Depending on the level of current and the spacing of the crystals, a wide gamut of colors can be selected by the driver. However, since a steady current is needed to maintain the color effect, the paramagnetic paint doesn't work when the vehicle is turned off -- instead, the vehicle would revert back to a default white color.


----------



## Andyb0127 (Jan 16, 2011)

Yes paramagnetic paint, but doubt it will ever see the market tho.


----------



## DJBAILEY (May 7, 2011)

The people's reactions look staged. Why would an old lady happen to go check out an EVO?


----------



## CD Cornwall (Aug 12, 2010)

I think you'll find it's a clever use of a feature of video editing software. There are a few around. And actors, of course.

Cheers
David


----------



## pantypoos (Aug 7, 2014)

It is indeed fake

http://www.snopes.com/photos/technology/paramagneticpaint.asp


----------



## rottenapple (Jun 12, 2014)

Why does that make it fake? agreed this video may be fake but the concept is very possible. We have all seen it within the aviation industry with shading of windows. Nothing to suggest its not possible, its about tricking the eye. but yes with intial concept being in 2007 we would have heard more by now, and not by some bloke with an evo or camaro.


----------



## scratcher (Jul 20, 2010)

Definitely magic. There's no other explanation. 

And there's no way any of those people are actors. I always see old ladys checking out lairy saloons and girls doing their lip gloss in car windows. It's just day to day practice, isn't it?


----------



## GleemSpray (Jan 26, 2014)

... the devil is in the detail here.

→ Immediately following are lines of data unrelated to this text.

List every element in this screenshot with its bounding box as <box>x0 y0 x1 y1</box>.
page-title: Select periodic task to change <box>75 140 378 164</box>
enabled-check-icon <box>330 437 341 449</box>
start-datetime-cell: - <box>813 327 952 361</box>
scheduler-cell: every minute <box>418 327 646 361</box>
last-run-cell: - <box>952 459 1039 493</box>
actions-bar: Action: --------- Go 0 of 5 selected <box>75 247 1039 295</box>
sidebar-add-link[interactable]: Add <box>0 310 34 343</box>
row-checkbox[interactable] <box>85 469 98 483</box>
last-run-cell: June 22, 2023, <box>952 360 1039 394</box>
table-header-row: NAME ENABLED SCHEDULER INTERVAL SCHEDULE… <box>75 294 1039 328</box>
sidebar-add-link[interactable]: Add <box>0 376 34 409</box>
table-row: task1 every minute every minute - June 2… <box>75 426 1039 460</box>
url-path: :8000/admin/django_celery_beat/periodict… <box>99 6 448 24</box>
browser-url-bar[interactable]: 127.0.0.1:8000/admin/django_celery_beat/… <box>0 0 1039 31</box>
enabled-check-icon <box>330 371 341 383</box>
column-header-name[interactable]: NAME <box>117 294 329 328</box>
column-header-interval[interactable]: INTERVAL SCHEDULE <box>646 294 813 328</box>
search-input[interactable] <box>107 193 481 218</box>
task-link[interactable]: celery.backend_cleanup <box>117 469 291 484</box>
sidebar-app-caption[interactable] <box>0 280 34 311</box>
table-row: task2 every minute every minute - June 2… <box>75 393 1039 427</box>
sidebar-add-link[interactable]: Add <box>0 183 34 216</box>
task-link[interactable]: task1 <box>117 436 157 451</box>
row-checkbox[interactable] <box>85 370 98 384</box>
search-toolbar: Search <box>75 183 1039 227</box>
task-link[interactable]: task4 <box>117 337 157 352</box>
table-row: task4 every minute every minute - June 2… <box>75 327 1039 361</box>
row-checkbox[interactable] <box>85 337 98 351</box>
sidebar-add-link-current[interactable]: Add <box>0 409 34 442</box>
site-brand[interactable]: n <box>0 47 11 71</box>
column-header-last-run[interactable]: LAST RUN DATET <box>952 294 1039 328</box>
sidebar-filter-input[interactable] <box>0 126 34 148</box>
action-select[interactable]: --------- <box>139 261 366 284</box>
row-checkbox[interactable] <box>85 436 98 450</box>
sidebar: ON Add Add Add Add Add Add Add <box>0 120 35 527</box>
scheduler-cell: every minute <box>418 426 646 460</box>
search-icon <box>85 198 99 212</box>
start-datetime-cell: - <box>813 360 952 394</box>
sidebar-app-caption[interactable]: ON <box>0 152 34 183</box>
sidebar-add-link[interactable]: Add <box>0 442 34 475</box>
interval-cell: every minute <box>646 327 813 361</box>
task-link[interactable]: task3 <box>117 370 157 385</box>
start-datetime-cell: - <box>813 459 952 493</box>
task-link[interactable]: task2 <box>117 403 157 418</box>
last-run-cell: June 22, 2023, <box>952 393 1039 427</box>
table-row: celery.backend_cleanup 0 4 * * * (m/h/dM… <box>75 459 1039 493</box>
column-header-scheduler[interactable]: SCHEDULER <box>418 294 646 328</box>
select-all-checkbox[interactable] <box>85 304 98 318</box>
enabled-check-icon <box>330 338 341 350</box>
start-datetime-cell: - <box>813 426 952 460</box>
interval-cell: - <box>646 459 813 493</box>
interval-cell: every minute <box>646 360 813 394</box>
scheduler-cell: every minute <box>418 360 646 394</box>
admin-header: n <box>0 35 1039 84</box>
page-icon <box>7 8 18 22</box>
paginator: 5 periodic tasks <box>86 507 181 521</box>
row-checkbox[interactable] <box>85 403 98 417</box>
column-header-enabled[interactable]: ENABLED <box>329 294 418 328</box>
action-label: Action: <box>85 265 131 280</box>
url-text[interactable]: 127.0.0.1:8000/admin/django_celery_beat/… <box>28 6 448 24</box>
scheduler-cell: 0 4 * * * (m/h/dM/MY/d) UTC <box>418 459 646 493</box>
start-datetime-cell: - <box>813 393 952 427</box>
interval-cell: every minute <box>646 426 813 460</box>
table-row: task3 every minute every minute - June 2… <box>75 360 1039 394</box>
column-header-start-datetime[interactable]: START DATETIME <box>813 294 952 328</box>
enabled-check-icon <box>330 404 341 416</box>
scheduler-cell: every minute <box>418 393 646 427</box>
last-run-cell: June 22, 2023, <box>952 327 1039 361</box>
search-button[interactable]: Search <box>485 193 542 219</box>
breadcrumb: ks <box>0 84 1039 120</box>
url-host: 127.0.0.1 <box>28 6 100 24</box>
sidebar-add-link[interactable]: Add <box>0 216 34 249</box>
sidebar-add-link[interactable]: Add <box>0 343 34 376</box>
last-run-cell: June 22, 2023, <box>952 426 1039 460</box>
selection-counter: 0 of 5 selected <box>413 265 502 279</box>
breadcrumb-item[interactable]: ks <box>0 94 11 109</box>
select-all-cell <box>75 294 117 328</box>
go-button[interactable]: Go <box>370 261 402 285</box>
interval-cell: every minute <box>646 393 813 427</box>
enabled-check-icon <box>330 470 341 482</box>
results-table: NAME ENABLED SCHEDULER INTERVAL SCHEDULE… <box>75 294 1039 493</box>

They are sitting 20 yards away, inside a car, apparently using a tiny remote control which would have a range of ten feet at best...



It is definitely post-production video effects.


----------



## MagpieRH (May 27, 2014)

The colours don't quite look right - definitely some shady post-production going on there


----------



## squiggs (Oct 19, 2009)

Bloody hell lads - go careful! 
Next you'll be trying to tell us that reindeer can't fly, a sleigh could never get off the ground and Father Christmas doesn't exist!


----------



## MagpieRH (May 27, 2014)

squiggs said:


> Bloody hell lads - go careful!
> Next you'll be trying to tell us that reindeer can't fly, a sleigh could never get off the ground and Father Christmas doesn't exist!


Nah, he does - he lives on the moon. Just ask Neil Armstrong. Oh hang on...


----------



## Andyb0127 (Jan 16, 2011)

squiggs said:


> Bloody hell lads - go careful!
> Next you'll be trying to tell us that reindeer can't fly, a sleigh could never get off the ground and Father Christmas doesn't exist!


You mean it doesn't exist, well that's all my years of believing out the window lol. :thumb:


----------